Matwyshyn note que même les employés tenus par des accords de confidentialité enfreignent ces contrats, avec des conséquences en chaîne qui vont au-delà de la relation employé-employeur. Les organisations pour lesquelles la confidentialité est vitale doivent développer des processus systémiques sur le partage de l’information. La chercheuse observe l’existence d’une certaine dualité dans le monde des affaires concernant le traitement de l’information professionnelle. D’un côté, la montée en puissance des médias sociaux a rendu les compagnies impatientes d’investir le web, pour entrer en contact avec de nouveaux clients et développer leur présence auprès les différentes communautés. « Pour le marketing, précise Matwyshyn, la technologie et cette possibilité d’entrer en contact représente une aubaine ». D’un autre côté, poursuit-elle, une « dynamique de robot » se développe. Les entreprises utilisent de plus en plus la technologie en interne. Devenant de plus en plus automatisées, et de moins en moins humaines, elles s’appuient sur l’intégration des systèmes informatiques pour stocker des informations sensibles, ce qui, explique-t-elle, « peut s’avérer optimal…ou pas ».
Matswyshyn explique que les systèmes d’information informatisés ont besoin de « filtres humains », qui sont capables de prendre du recul en continu sur la sécurité de l’information, pour identifier les lieux où sont utilisés les différents flux d’information et les rediriger si besoin est. Elle suggère aux organisations de développer de nouveaux systèmes pour le partage de l’information, en partant du haut de la pyramide hiérarchique, avec la collaboration du directeur technique, du directeur de la sécurité, du PDG et des autres membres de la direction générale. En travaillant ensemble, les hauts dirigeants devraient être capables d’élaborer des politiques de partage de l’information intégrées et bien pensées, en accord avec la culture de l’entreprise, permettant de renforcer et d’appliquer strictement le règlement. « Ce sont des décisions qui doivent venir du sommet et créer une culture de responsabilité vis-à-vis de l’information au sein de l’organisation – pas seulement pour l’information qui concerne l’entreprise, mais aussi pour la sécurité des données qu’elle détient sur ses clients ».
Les entreprises ont aujourd’hui en main énormément de données sur leur clientèle, qui sont vulnérables à des fuites préméditées ou accidentelles, souligne Matswyshyn. Les consommateurs, note-t-elle, sont de plus en plus alarmés face aux lettres qu’ils reçoivent d’entreprises leur signalant que leurs données privées ont été captées. Dans les dix dernières années, 45 des 50 Etats américains ont crée des lois obligeant les entreprises à avertir les consommateurs en cas de possible violation de leurs données confidentielles. « L’émergence d’un régime législatif aussi étendu en si peu de temps est sans précédent », dit-elle, reflétant « un cri d’alarme du consommateur et une inquiétude grandissante autour le contrôle ». Les consommateurs veulent être capables de partager l’information, pour améliorer leur accès à des produits et à des services, mais ils veulent aussi que cette information soit dans un canal bien contrôlé, conduisant à ce que les chercheurs appellent « la paradoxe de la confidentialité ».

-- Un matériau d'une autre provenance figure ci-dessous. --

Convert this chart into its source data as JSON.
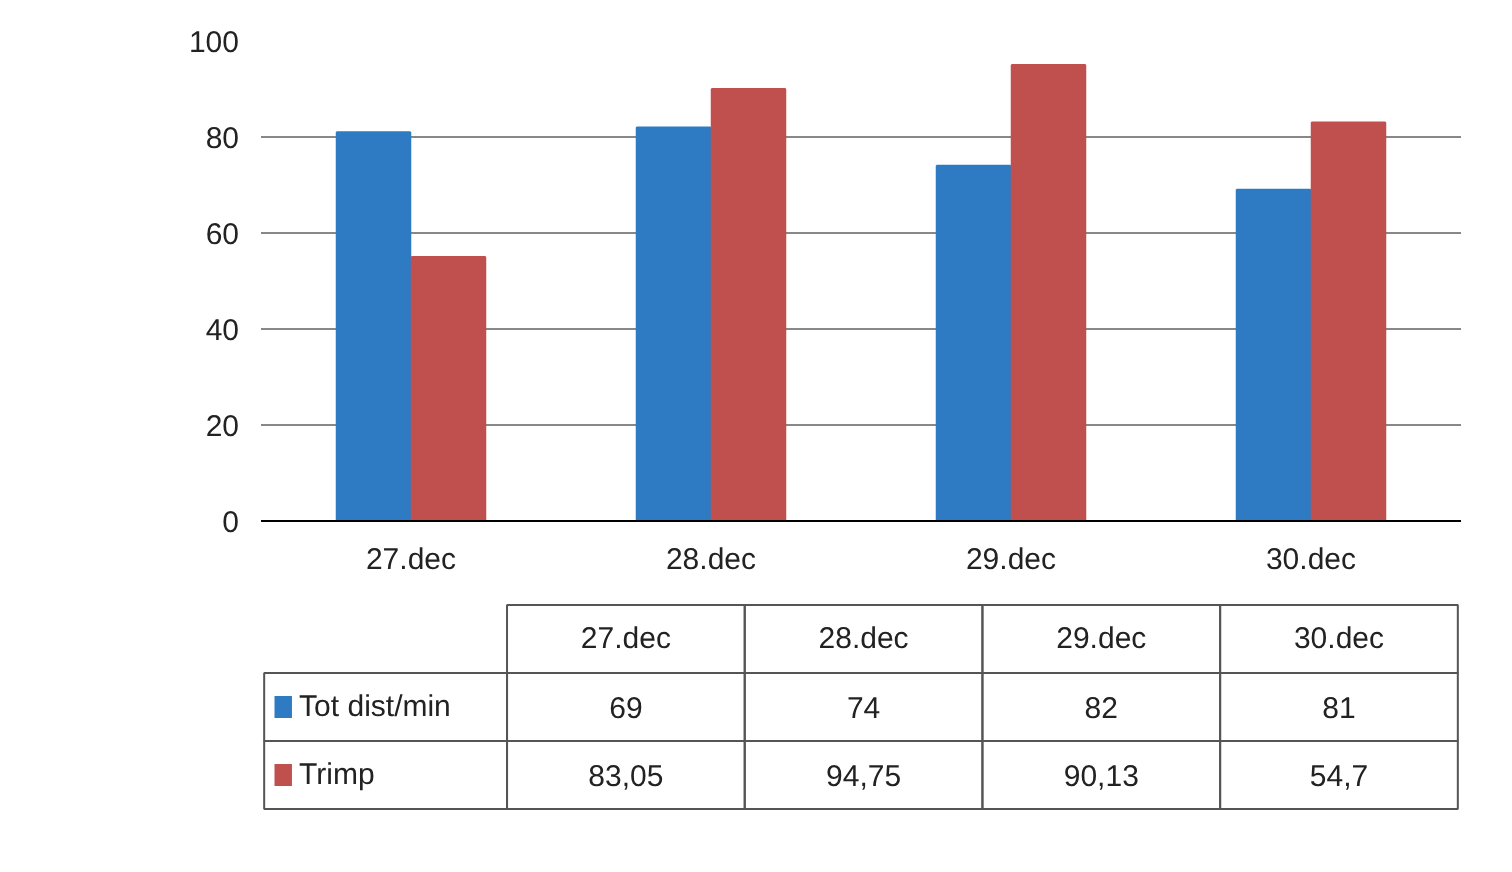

« Les consommateurs veulent un système de confiance et la possibilité d’avoir un certain contrôle sur l’utilisation de leurs données. En clair, ils veulent un régime contractuel plus fort sur le partage à des fins commerciales de l’information qui les concerne », précise Matwyshyn, pour qui il est envisageable qu’un jour, les entreprises soient redevables des dommages causés par une défaillance dans la protection des informations de leurs clients. « Mais les consommateurs ne sont pas vraiment intéressés par l’indémnisation. Ils veulent simplement avoir le contrôle de leurs informations personnelles ».
Une question de confiance
Dans la tourmente post-Wikileaks, les responsables du Pentagone et du département d’Etat américain ont déclaré que certains représentants étrangers étaient maintenant réticents à faire confiance aux représentants officiels américains. « Nous observons déjà à certains signes que des réunions impliquant auparavant de nombreux diplomates incluent désormais un nombre plus réduit », a indiqué le porte-parole du département d’Etat P.J. Crowley. « Nous avons connaissance d’au moins une réunion où il a été demandé de laisser les ordinateurs portables hors de la pièce. »
D’après le professeur Joseph Turow, il y a tension entre le besoin pour les dirigeants d’entreprise de communiquer de manière franche et ouverte, et les conséquences potentielles si ces discussions informelles sont plus tard rendues publiques. Il suggère de ne pas laisser de traces écrites pour les sujets les plus sensibles ou de les soumettre à un contrôle très strict de l’information. Cependant, si les entreprises peuvent mettre en place de bonnes pratiques pour le management de l’information, comme placer des limites sur la quantité d’information qui peut être téléchargée par un employé, il n’existe pas de technologie permettant de se prémunir contre un individu déterminé à frauder. « Finalement, cela reste une question de confiance vis-à-vis de vos employés. Leur loyauté est ce qui est déterminant ».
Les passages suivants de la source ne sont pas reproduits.